India’s economic growth has remained subdued, due largely to a slowdown in the manufacturing sector, official figures have shown.
The economy grew at an annual rate of 4.6% between January and March, below analysts’ forecasts and the same pace as the previous quarter.
For the full 2013-14 financial year, growth was 4.7%, the second straight year of sub-5% expansion.
New Prime Minister Narendra Modi has pledged to boost growth.’Turnaround’ coming
The manufacturing sector contracted at an annualised rate of 1.4% over the quarter, while the mining sector shrank by 0.4%. Offsetting this was a 6.3% growth in the agricultural sector.

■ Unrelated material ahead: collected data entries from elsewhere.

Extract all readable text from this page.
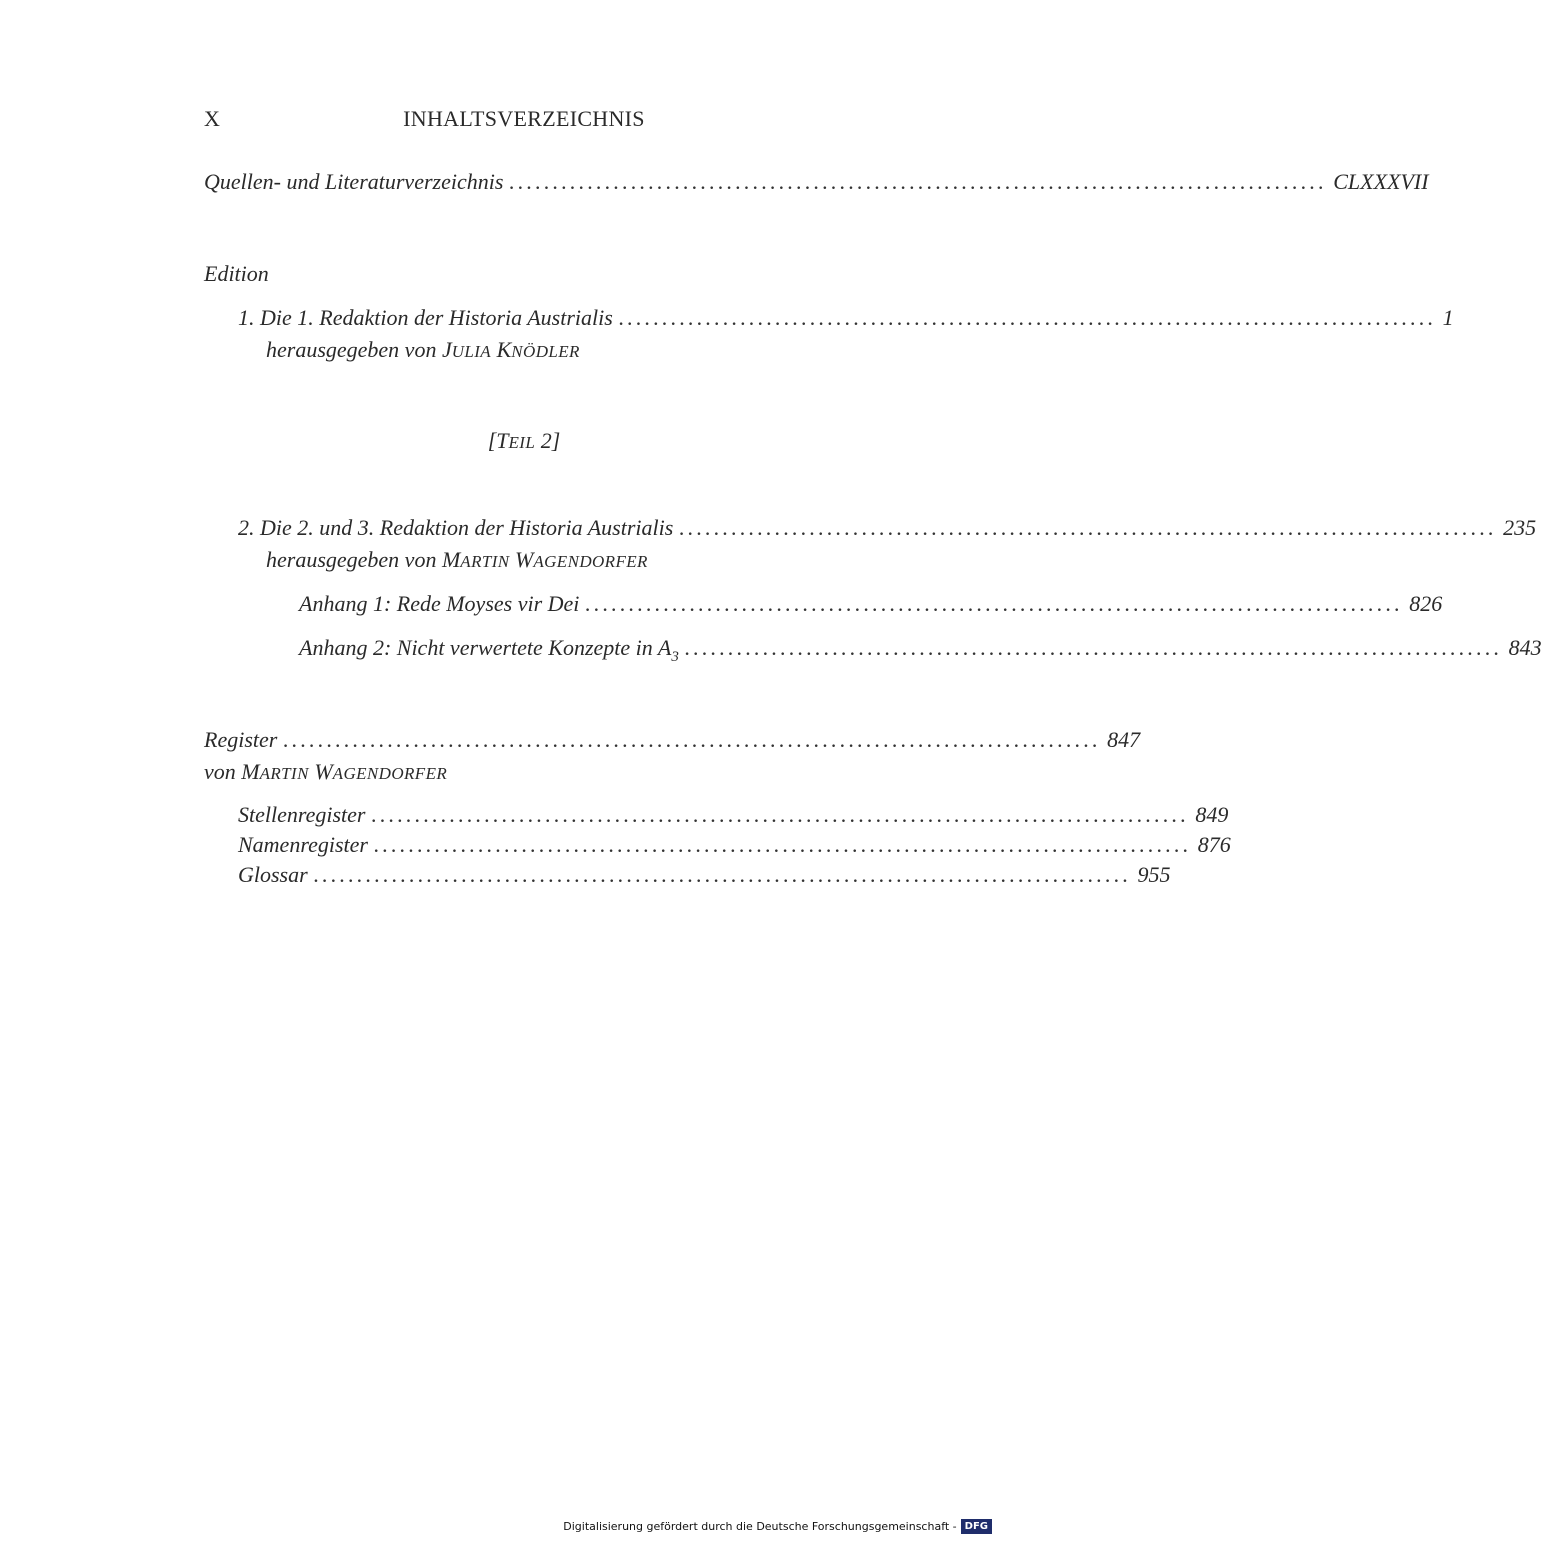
X	INHALTSVERZEICHNIS
Quellen- und Literaturverzeichnis .............................................................................................. CLXXXVII
Edition
1. Die 1. Redaktion der Historia Austrialis .............................................................................................. 1
herausgegeben von JULIA KNÖDLER
[TEIL 2]
2. Die 2. und 3. Redaktion der Historia Austrialis .............................................................................................. 235
herausgegeben von MARTIN WAGENDORFER
Anhang 1: Rede Moyses vir Dei .............................................................................................. 826
Anhang 2: Nicht verwertete Konzepte in $A_3$ .............................................................................................. 843
Register .............................................................................................. 847
von MARTIN WAGENDORFER
Stellenregister .............................................................................................. 849
Namenregister .............................................................................................. 876
Glossar .............................................................................................. 955
Digitalisierung gefördert durch die Deutsche Forschungsgemeinschaft - DFG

“The quarter’s weak growth was mostly due to weakness in investment, held back by last year’s spike in interest rates, slow credit growth, and sentiment made more pessimistic by the rupee’s volatility,” said Bill Adams at PNC Financial Services Group.

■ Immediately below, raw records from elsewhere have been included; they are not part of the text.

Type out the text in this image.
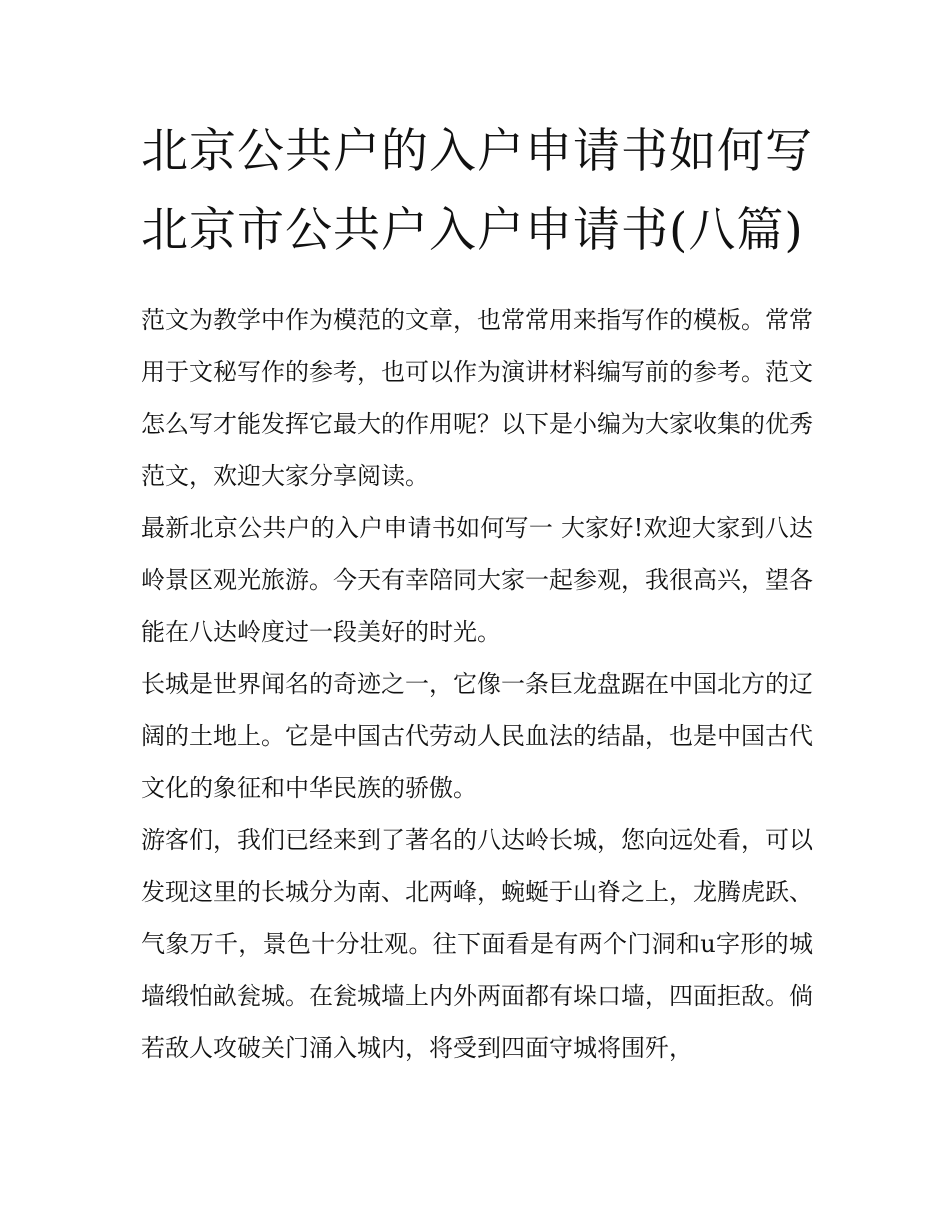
北京公共户的入户申请书如何写 北京市公共户入户申请书(八篇)

范文为教学中作为模范的文章，也常常用来指写作的模板。常常用于文秘写作的参考，也可以作为演讲材料编写前的参考。范文怎么写才能发挥它最大的作用呢？以下是小编为大家收集的优秀范文，欢迎大家分享阅读。

最新北京公共户的入户申请书如何写一 大家好!欢迎大家到八达岭景区观光旅游。今天有幸陪同大家一起参观，我很高兴，望各能在八达岭度过一段美好的时光。

长城是世界闻名的奇迹之一，它像一条巨龙盘踞在中国北方的辽阔的土地上。它是中国古代劳动人民血法的结晶，也是中国古代文化的象征和中华民族的骄傲。

游客们，我们已经来到了著名的八达岭长城，您向远处看，可以发现这里的长城分为南、北两峰，蜿蜒于山脊之上，龙腾虎跃、气象万千，景色十分壮观。往下面看是有两个门洞和u字形的城墙缎怕畝瓮城。在瓮城墙上内外两面都有垛口墙，四面拒敌。倘若敌人攻破关门涌入城内，将受到四面守城将围歼，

Asia’s third-largest economy has been weighed down in recent years by high inflation, a weak currency and a fall in foreign investment.
Two years ago, India’s growth rate stood at about 8%. This level of growth is needed to provide enough jobs for India’s growing population – economists estimate 10 million jobs need to be created each year.
The last government failed to meet that target – data shows that between 2004-05 and 2011-12, just 53 million jobs were created.
However, many economists are upbeat and expect growth to increase, and more jobs to be created, on the back of Mr Modi’s election.
“As soon as investors see the first signals of growth-supportive policies, you will see a definite turnaround on the ground,” said Adi Godrej, chairman of the Godrej group.
Spending on infrastructure is expected to increase significantly in the coming months, a stimulus that should help boost growth towards in the end of the year, analysts say.